Yugyd Va National Park. Public domain photo.
Hat-tip: Die kalte Sonne here.
The DLF reports:
Ural: snow causing the tree line to rise.
Climate change does not only mean that the temperature is increasing, it can also change the precipitation patterns. In the Ural Mountains of Russia significantly more snow is falling in the wintertime than 100 years ago. The development is having surprising consequences: The bigger amounts of snow is causing the tree line to rise. […]In the summertime in the Urals its has not gotten notably warmer over the past 100 years. The wintertime temperatures, however, have increased from minus 18°C to minus 16°C. Warmer low pressure systems are bringing more precipitation to the mountains. In the Urals today twice as much snow is falling than 100 years ago. And that is having an impact on the treeline.”
According to the DLF, a team of German and Russian scientists say the tree line is currently rising at a rate of about 4 to 6 meters per decade.
The scientists believe that the doubled snowfall serves to protect young saplings during the winter and allow soil conditions that foster growth during the summer time. Photos of the region has allowed the scientists to determine treelines that today are up to 60 meters higher than 100 years ago.
I checked the GISS records for Njaksimvol’, a rural station on the east side of the Urals. The summer increase is 1.8°C/century, and the winter increase is 0.8°C/century. Just the opposite of what they found. Did they measure the temperatures at the tree line for that 100-year span? Of course not.
That’s Njaksimvol after Gavin had his fingers on it.
It’s interesting to compare this claim that Global Warming pushes the tree-line up to higher altitudes with earlier studies that used tree-line lowering findings as proof that the past was much colder than today and therefore we’re all going to fry!
Climate Science – where cognitive dissonance is a mandatory requirement!
Too little information. Send more funding and someone that would consider all the reasons why there is change (if, in fact, there is). Some of Richard Feynman’s quotes come to mind.
I flew over the tree line on a trip to Canada. Amazing how clear the tree line is demarcated in practice. Just aside, 4 to 6 metres per decade compared to scale of the land is hardly a gallop.
More CO2 couldn’t possibly have a thing to do with it…

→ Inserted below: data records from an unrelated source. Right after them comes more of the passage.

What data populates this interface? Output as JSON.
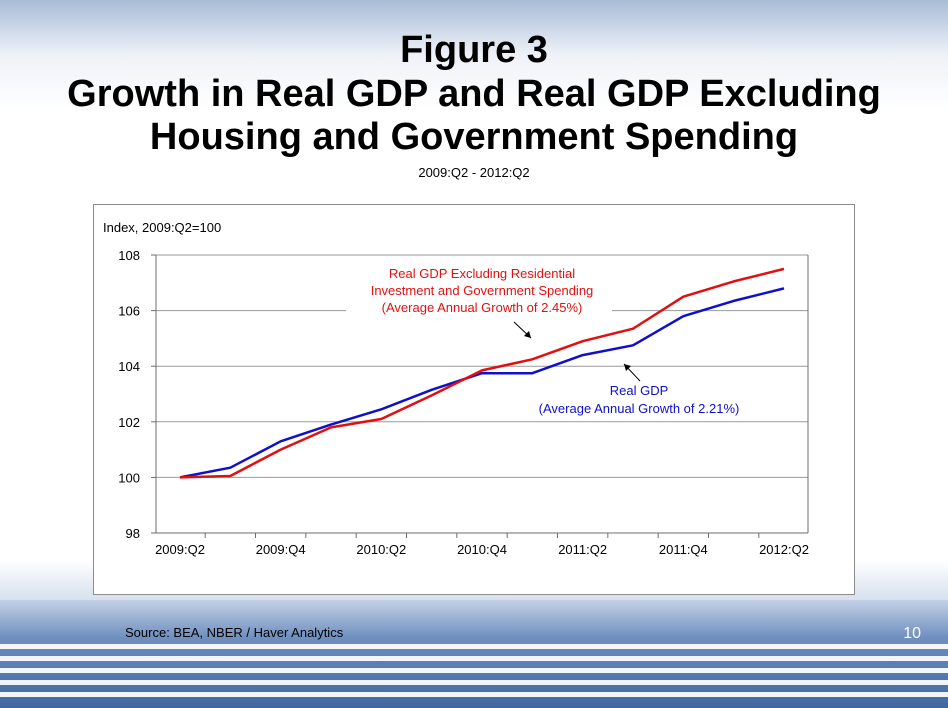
{
  "slide": {
    "title_line1": "Figure 3",
    "title_line2": "Growth in Real GDP and Real GDP Excluding",
    "title_line3": "Housing and Government Spending",
    "subtitle": "2009:Q2 - 2012:Q2",
    "source": "Source:  BEA, NBER / Haver Analytics",
    "page_number": "10"
  },
  "chart_data": {
    "type": "line",
    "ylabel": "Index, 2009:Q2=100",
    "ylim": [
      98,
      108
    ],
    "yticks": [
      98,
      100,
      102,
      104,
      106,
      108
    ],
    "x": [
      "2009:Q2",
      "2009:Q3",
      "2009:Q4",
      "2010:Q1",
      "2010:Q2",
      "2010:Q3",
      "2010:Q4",
      "2011:Q1",
      "2011:Q2",
      "2011:Q3",
      "2011:Q4",
      "2012:Q1",
      "2012:Q2"
    ],
    "xtick_labels": [
      "2009:Q2",
      "2009:Q4",
      "2010:Q2",
      "2010:Q4",
      "2011:Q2",
      "2011:Q4",
      "2012:Q2"
    ],
    "grid": "horizontal",
    "series": [
      {
        "name": "Real GDP",
        "color": "#1010c8",
        "values": [
          100.0,
          100.35,
          101.3,
          101.9,
          102.45,
          103.15,
          103.75,
          103.75,
          104.4,
          104.75,
          105.8,
          106.35,
          106.8
        ],
        "label_lines": [
          "Real GDP",
          "(Average Annual Growth of 2.21%)"
        ]
      },
      {
        "name": "Real GDP Excluding Residential Investment and Government Spending",
        "color": "#e01010",
        "values": [
          100.0,
          100.05,
          101.0,
          101.8,
          102.1,
          102.95,
          103.85,
          104.25,
          104.9,
          105.35,
          106.5,
          107.05,
          107.5
        ],
        "label_lines": [
          "Real GDP Excluding Residential",
          "Investment and Government Spending",
          "(Average Annual Growth of 2.45%)"
        ]
      }
    ]
  }
}
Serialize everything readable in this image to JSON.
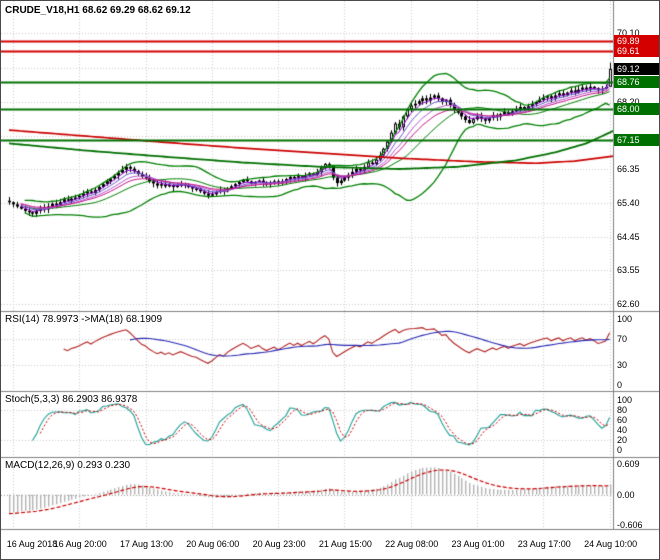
{
  "time_axis": {
    "labels": [
      "16 Aug 2018",
      "16 Aug 20:00",
      "17 Aug 13:00",
      "20 Aug 06:00",
      "20 Aug 23:00",
      "21 Aug 15:00",
      "22 Aug 08:00",
      "23 Aug 01:00",
      "23 Aug 17:00",
      "24 Aug 10:00"
    ],
    "bar_positions": [
      1,
      18,
      35,
      52,
      69,
      86,
      103,
      120,
      137,
      154
    ]
  },
  "colors": {
    "background": "#FFFFFF",
    "grid": "#CDCDCD",
    "candle_outline": "#000000",
    "candle_bull": "#FFFFFF",
    "candle_bear": "#000000",
    "bollinger": "#008000",
    "ma_red": "#CC0000",
    "ma_green": "#007000",
    "level_red": "#D40000",
    "level_green": "#007000",
    "price_tag_bg": "#000000",
    "rsi": "#B22222",
    "rsi_ma": "#2A2AB4",
    "stoch_k": "#20A29A",
    "stoch_d": "#CC0000",
    "macd_hist": "#B4B4B4",
    "macd_signal": "#CC0000",
    "panel_border": "#808080",
    "text": "#000000"
  },
  "chart_data": [
    {
      "type": "candlestick",
      "symbol": "CRUDE_V18",
      "timeframe": "H1",
      "title": "CRUDE_V18,H1 68.62 69.29 68.62 69.12",
      "current_bar": {
        "open": 68.62,
        "high": 69.29,
        "low": 68.62,
        "close": 69.12
      },
      "ylim": [
        62.43,
        71.0
      ],
      "closes": [
        65.42,
        65.36,
        65.3,
        65.24,
        65.18,
        65.14,
        65.1,
        65.18,
        65.26,
        65.22,
        65.3,
        65.38,
        65.34,
        65.42,
        65.5,
        65.46,
        65.52,
        65.55,
        65.6,
        65.66,
        65.72,
        65.68,
        65.76,
        65.84,
        65.92,
        66.0,
        66.08,
        66.16,
        66.24,
        66.32,
        66.4,
        66.35,
        66.28,
        66.2,
        66.12,
        66.08,
        66.0,
        65.94,
        65.88,
        65.92,
        65.86,
        65.9,
        65.84,
        65.88,
        65.92,
        65.88,
        65.84,
        65.8,
        65.78,
        65.72,
        65.66,
        65.6,
        65.64,
        65.7,
        65.76,
        65.72,
        65.8,
        65.86,
        65.92,
        65.98,
        66.04,
        66.0,
        65.94,
        65.98,
        66.02,
        65.96,
        65.92,
        65.96,
        66.0,
        65.95,
        66.0,
        66.06,
        66.12,
        66.08,
        66.14,
        66.1,
        66.16,
        66.22,
        66.18,
        66.26,
        66.38,
        66.48,
        66.42,
        66.1,
        65.95,
        66.02,
        66.1,
        66.18,
        66.26,
        66.34,
        66.3,
        66.4,
        66.52,
        66.48,
        66.6,
        66.72,
        66.9,
        67.1,
        67.35,
        67.6,
        67.5,
        67.8,
        68.0,
        68.1,
        68.15,
        68.22,
        68.3,
        68.24,
        68.32,
        68.38,
        68.3,
        68.2,
        68.26,
        68.12,
        68.0,
        67.9,
        67.8,
        67.7,
        67.62,
        67.72,
        67.8,
        67.74,
        67.68,
        67.76,
        67.84,
        67.78,
        67.86,
        67.92,
        67.86,
        67.94,
        68.0,
        68.06,
        68.0,
        68.08,
        68.14,
        68.2,
        68.26,
        68.32,
        68.36,
        68.3,
        68.38,
        68.44,
        68.38,
        68.46,
        68.52,
        68.46,
        68.54,
        68.6,
        68.55,
        68.62,
        68.58,
        68.52,
        68.56,
        68.62,
        69.12
      ],
      "axis_labels": [
        {
          "text": "70.10",
          "value": 70.1
        },
        {
          "text": "68.20",
          "value": 68.2
        },
        {
          "text": "66.35",
          "value": 66.35
        },
        {
          "text": "65.40",
          "value": 65.4
        },
        {
          "text": "64.45",
          "value": 64.45
        },
        {
          "text": "63.55",
          "value": 63.55
        },
        {
          "text": "62.60",
          "value": 62.6
        }
      ],
      "gridline_values": [
        70.1,
        69.15,
        68.2,
        67.25,
        66.35,
        65.4,
        64.45,
        63.55,
        62.6
      ],
      "levels": [
        {
          "label": "69.89",
          "value": 69.89,
          "color": "#D40000"
        },
        {
          "label": "69.61",
          "value": 69.61,
          "color": "#D40000"
        },
        {
          "label": "68.76",
          "value": 68.76,
          "color": "#007000"
        },
        {
          "label": "68.00",
          "value": 68.0,
          "color": "#007000"
        },
        {
          "label": "67.15",
          "value": 67.15,
          "color": "#007000"
        }
      ],
      "price_tag": {
        "label": "69.12",
        "value": 69.12
      },
      "overlays": {
        "bollinger": {
          "period": 20,
          "deviation": 2
        },
        "ema_periods": [
          4,
          7,
          11,
          15
        ],
        "ema_colors": [
          "#9400D3",
          "#6A5ACD",
          "#BA55D3",
          "#C71585"
        ],
        "slow_ma_red": [
          [
            0,
            67.42
          ],
          [
            20,
            67.25
          ],
          [
            40,
            67.08
          ],
          [
            60,
            66.92
          ],
          [
            80,
            66.78
          ],
          [
            100,
            66.64
          ],
          [
            120,
            66.54
          ],
          [
            135,
            66.5
          ],
          [
            145,
            66.56
          ],
          [
            155,
            66.7
          ]
        ],
        "slow_ma_green": [
          [
            0,
            67.05
          ],
          [
            20,
            66.85
          ],
          [
            40,
            66.68
          ],
          [
            60,
            66.52
          ],
          [
            80,
            66.4
          ],
          [
            100,
            66.34
          ],
          [
            115,
            66.4
          ],
          [
            130,
            66.58
          ],
          [
            140,
            66.8
          ],
          [
            148,
            67.05
          ],
          [
            155,
            67.4
          ]
        ]
      }
    },
    {
      "type": "line",
      "title": "RSI(14) 78.9973 ->MA(18) 68.1909",
      "indicator": "RSI",
      "period": 14,
      "value": 78.9973,
      "ma_period": 18,
      "ma_value": 68.1909,
      "ylim": [
        0,
        100
      ],
      "level_lines": [
        70,
        30
      ],
      "axis_labels": [
        {
          "text": "100",
          "value": 100
        },
        {
          "text": "70",
          "value": 70
        },
        {
          "text": "30",
          "value": 30
        },
        {
          "text": "0",
          "value": 0
        }
      ]
    },
    {
      "type": "line",
      "title": "Stoch(5,3,3) 86.2903 86.9378",
      "indicator": "Stochastic",
      "k_value": 86.2903,
      "d_value": 86.9378,
      "ylim": [
        0,
        100
      ],
      "level_lines": [
        80,
        20
      ],
      "axis_labels": [
        {
          "text": "100",
          "value": 100
        },
        {
          "text": "80",
          "value": 80
        },
        {
          "text": "60",
          "value": 60
        },
        {
          "text": "40",
          "value": 40
        },
        {
          "text": "20",
          "value": 20
        },
        {
          "text": "0",
          "value": 0
        }
      ]
    },
    {
      "type": "bar",
      "title": "MACD(12,26,9) 0.293 0.230",
      "indicator": "MACD",
      "macd_value": 0.293,
      "signal_value": 0.23,
      "ylim": [
        -0.606,
        0.609
      ],
      "axis_labels": [
        {
          "text": "0.609",
          "value": 0.609
        },
        {
          "text": "0.00",
          "value": 0
        },
        {
          "text": "-0.606",
          "value": -0.606
        }
      ]
    }
  ]
}
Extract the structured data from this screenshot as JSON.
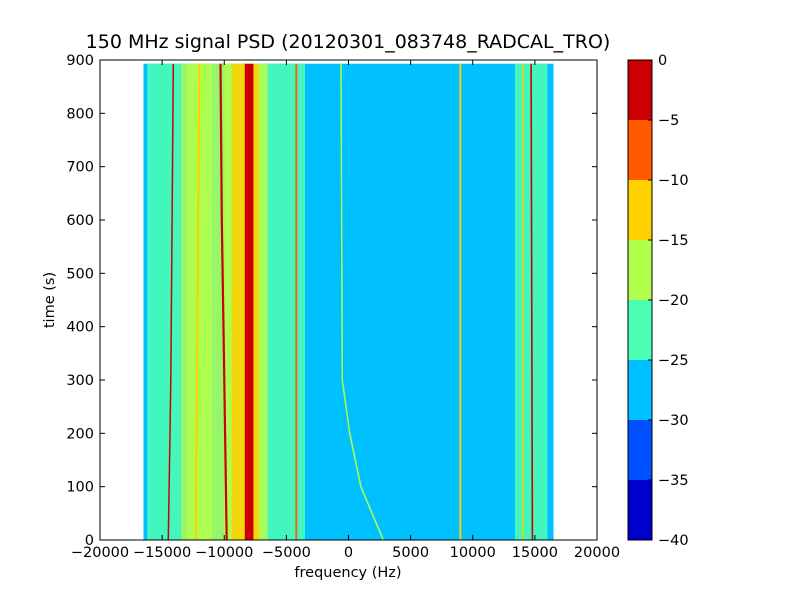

Well, alright…my name is JIM and Pierre Gosselin and I were roommates in a dormitory at the University of Arizona a long, long time ago. We have had no contact in more than 30 years. I got curious and googled his name the other night, and lo and behold
Are there any additional data between 100 years and now? Pretty sketchy drawing conclusions from 2 data points. Could be the bluejays crapping seeds higher in elevation for all we know.